Despite my good relationships with my probation officer and TASC case manager, I still struggled to meet my limiting and challenging probation and TASC conditions, which left little room for mistakes. The probation system and its endless reporting requirements, meetings, costs for treatment, curfews and surveillance are insurmountable hurdles causing many to fail, ultimately leading back to prison.

While I was on probation, all of the appointments and urine screenings had to occur in Georgetown, about a 20-minute drive from my house, and I was required to be in Georgetown almost every day Monday through Friday. On top of working to meet my probation conditions, I worked part time and enrolled in college classes – all without being allowed to drive due to a revoked license. I had to take the bus, ask my mom or sister to drive me, catch a ride with my sponsor, or reach out to anyone else who would take me when my immediate support network was unavailable. One of the major reasons people fail is lack of transportation, and I recognize that even having this network gave me an advantage that many people on probation do not have. Once, I was forced to drive myself to report to probation because I could not find another ride. I ended up getting pulled over and cited for driving on a revoked license – and this contact with law enforcement was a probation violation that could have sent me back to prison.
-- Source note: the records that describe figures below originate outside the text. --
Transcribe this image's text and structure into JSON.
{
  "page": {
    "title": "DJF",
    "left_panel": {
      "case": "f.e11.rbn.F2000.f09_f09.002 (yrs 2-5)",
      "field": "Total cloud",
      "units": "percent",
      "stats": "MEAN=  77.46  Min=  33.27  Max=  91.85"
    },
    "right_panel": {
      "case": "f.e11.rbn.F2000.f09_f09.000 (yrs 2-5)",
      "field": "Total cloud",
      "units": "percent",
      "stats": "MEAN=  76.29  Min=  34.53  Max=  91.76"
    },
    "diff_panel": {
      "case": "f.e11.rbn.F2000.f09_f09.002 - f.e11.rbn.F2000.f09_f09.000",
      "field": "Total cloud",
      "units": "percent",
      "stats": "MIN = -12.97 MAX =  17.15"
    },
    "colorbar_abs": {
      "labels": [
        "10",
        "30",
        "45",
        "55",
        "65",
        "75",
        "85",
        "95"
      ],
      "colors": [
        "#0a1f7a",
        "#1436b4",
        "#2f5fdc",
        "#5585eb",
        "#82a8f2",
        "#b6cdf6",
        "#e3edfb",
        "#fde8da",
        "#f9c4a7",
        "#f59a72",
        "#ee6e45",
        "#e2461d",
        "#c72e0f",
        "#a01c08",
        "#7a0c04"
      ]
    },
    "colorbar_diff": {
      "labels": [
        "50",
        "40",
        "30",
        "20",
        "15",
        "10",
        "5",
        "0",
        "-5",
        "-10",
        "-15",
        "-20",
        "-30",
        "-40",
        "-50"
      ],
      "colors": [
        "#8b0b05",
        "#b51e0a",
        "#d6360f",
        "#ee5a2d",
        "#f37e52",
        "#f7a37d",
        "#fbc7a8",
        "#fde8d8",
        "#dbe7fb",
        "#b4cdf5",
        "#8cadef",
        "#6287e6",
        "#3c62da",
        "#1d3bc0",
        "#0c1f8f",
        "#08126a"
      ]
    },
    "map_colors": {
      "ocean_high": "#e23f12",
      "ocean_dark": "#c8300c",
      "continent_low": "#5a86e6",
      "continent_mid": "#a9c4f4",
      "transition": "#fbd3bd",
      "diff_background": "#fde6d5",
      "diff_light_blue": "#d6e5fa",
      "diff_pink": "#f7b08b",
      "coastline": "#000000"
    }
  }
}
One thing that makes me angry about my time in the system is the amount of mistakes that the system makes that go unnoticed and unvindicated. But a single mistake made by me could mean months of prison time. For example: I worked hard to get off probation and TASC as quickly as possible. The earliest someone can graduate from TASC and probation is six months. And I did. Within six months, I paid $5,650.55 in court fines and fees, and enrolled in a 12-week DUI class at a total cost of over $1,000. But even after I did all this, TASC wouldn’t release me. When they failed to complete me on time, the TASC supervisor tried to blame it on my counselor – the same counselor who encouraged me to be my own advocate and rise above negative forces like my probation officer. As a result, she was removed as my counselor. 

Can we work toward a better system? Yes! A probation bill sponsored by Sen. Marie Pinkney was introduced in June 2022, and it intends to create a better probation system. If the proposed bill becomes law, we can cut our prison population, give returning citizens a real chance at success, reduce recidivism, make Delaware safer and save taxpayer dollars. The proposed probation bill would modernize Delaware’s probation system by doing the following: 1. Ending incarceration of people on probation for technical violations; 2. Enabling the customization of conditions of probation to meet individual needs; 3. Requiring the collection and publication of data on probation; 4. Investing in community-based reentry programs; and 5. Limiting probation terms to one year. 

Delaware needs legislators who are dedicated to ending mass incarceration and challenging racial disparities in our justice system. In this year’s state primary election Sept. 13 and general election Nov. 8, let’s elect candidates who are willing to support probation reform and champion other smart justice legislation. As a smart justice ambassador, I have been using the ACLU of Delaware’s Vote Delaware website to learn more about what smart justice issues to consider when I vote in September and November. People currently on probation in Delaware cannot vote, and I am glad that I earned back my right to vote so that I can have a say in who is making the laws. 

Since my release from probation, I have been working, and my recovery is going well. However, this story is not the same for many people. I am a smart justice ambassador who would like to see the probation reform bill reintroduced and passed when the new legislative session starts in January 2023. So I hope that everyone who reads this story will join me in electing candidates who are ready to implement significant reforms to Delaware’s probation systems.